Posted by: Cal Lash | August 02, 2018 at 10:46 AM
Hey !! Don't knock South Dakota.
We have one area code, two time zones, one political party, two climate systems and are firmly rooted in the twentieth century. If you enjoy political corruption, you'll love it here.
Rush hour in Rapid City is a two-block backup (three if something stoopid happens and five if there's a train).
Sure wish we had a Costco.
It's still enjoyable being one of the 50 Democrats here.
Posted by: BuckoBear | August 06, 2018 at 10:08 AM
Husband and I are considering selling our small house in West Seattle and buying a house in the Phoenix area for retirement in the next couple of years. We have older family in the Tucson area and have visited a number of times. We can get so much more house for our money there than here and want to retire a bit early by cashing out some equity. Can Phoenix be a nice place to live? Some of the comments here are a bit discouraging. Any advice is appreciated.

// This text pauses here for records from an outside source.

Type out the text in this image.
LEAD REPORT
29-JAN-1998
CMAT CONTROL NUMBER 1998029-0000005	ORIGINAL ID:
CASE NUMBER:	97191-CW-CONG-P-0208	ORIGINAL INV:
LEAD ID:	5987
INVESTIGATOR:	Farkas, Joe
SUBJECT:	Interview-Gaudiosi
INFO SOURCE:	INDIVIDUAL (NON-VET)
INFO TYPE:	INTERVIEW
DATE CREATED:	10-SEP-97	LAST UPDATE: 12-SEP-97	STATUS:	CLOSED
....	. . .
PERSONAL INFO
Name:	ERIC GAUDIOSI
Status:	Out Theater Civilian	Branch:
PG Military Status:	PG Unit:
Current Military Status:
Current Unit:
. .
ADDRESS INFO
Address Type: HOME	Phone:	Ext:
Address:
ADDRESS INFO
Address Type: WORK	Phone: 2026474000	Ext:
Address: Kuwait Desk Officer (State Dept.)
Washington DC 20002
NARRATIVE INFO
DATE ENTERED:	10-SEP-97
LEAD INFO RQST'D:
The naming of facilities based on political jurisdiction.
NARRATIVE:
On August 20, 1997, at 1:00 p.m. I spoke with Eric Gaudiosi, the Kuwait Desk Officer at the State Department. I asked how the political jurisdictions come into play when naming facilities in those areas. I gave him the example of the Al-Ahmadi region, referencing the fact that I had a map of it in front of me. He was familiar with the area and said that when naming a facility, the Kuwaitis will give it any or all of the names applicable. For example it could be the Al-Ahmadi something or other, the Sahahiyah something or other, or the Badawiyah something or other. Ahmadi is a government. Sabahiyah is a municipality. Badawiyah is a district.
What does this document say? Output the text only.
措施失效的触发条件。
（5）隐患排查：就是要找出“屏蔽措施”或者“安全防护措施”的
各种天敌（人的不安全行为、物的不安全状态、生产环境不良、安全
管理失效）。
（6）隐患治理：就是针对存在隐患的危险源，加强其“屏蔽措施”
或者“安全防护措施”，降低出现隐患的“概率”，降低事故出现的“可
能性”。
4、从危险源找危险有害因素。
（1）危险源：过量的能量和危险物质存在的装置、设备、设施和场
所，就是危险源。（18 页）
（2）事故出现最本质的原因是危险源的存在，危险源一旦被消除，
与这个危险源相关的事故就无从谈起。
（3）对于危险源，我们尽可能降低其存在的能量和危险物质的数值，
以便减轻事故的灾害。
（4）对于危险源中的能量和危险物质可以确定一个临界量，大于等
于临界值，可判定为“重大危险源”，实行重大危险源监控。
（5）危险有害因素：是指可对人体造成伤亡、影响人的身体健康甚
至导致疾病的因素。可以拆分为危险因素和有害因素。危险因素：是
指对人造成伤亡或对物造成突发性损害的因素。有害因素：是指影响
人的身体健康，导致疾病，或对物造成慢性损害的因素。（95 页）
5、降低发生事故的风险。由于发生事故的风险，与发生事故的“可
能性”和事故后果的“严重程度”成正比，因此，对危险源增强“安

Posted by: Jane | August 10, 2018 at 10:48 AM
Jane,
Seattle is expensive for a reason. Phoenix is relatively cheap for a reason. You get what you pay for. In Phoenix, no Sound, no Pike Place Market, no world-class cultural assets, etc. As I wrote, one can retire comfortably in Phoenix, but it usually requires car dependence and the heat is getting worse.
Posted by: Rogue Columnist | August 10, 2018 at 01:36 PM
Jane, if you value your lungs and prefer desert to forest i would buy SE of Picacho Peak, AZ. Also slightly cooler than heat sink Phoenix.

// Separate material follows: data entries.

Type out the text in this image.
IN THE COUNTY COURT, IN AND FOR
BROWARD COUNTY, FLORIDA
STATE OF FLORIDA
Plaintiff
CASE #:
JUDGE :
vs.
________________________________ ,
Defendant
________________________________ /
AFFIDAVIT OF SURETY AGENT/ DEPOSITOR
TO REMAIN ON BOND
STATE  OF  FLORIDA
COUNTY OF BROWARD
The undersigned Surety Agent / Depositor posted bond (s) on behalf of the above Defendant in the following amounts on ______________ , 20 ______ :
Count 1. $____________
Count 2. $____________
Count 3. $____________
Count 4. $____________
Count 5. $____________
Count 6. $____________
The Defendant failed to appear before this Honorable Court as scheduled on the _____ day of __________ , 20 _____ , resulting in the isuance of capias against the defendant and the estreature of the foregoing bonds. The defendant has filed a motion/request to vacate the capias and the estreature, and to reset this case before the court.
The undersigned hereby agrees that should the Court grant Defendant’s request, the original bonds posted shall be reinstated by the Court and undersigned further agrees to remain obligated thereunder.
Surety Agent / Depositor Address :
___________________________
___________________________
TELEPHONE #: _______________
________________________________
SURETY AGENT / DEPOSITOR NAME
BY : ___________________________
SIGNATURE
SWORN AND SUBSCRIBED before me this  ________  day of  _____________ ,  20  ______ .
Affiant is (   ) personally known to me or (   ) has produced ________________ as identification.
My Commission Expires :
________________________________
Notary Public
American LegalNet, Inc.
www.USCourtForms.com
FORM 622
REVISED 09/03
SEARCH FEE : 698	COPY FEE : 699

Posted by: Cal Lash | August 10, 2018 at 03:35 PM
Jane, Over the decades I have met many people from the Pacific Northwest who relocated to metro Phoenix. None have expressed enthusiasm for escaping your region to live in Phoenix. The majority wish they could return to the Northwest. Maybe you will be different. West Seattle is a very nice part of King County.
Posted by: Paul | August 10, 2018 at 05:55 PM
Plenty of hate was needed to destroy our oasis and desert with sprawl.
Posted by: Homeia | December 05, 2018 at 08:58 AM
You can move to one but you can't escape the nightmare that is a life lived as if other people no longer matter.
Posted by: homespiration | December 09, 2018 at 09:12 PM
It's still enjoyable being one of the 50 Democrats here.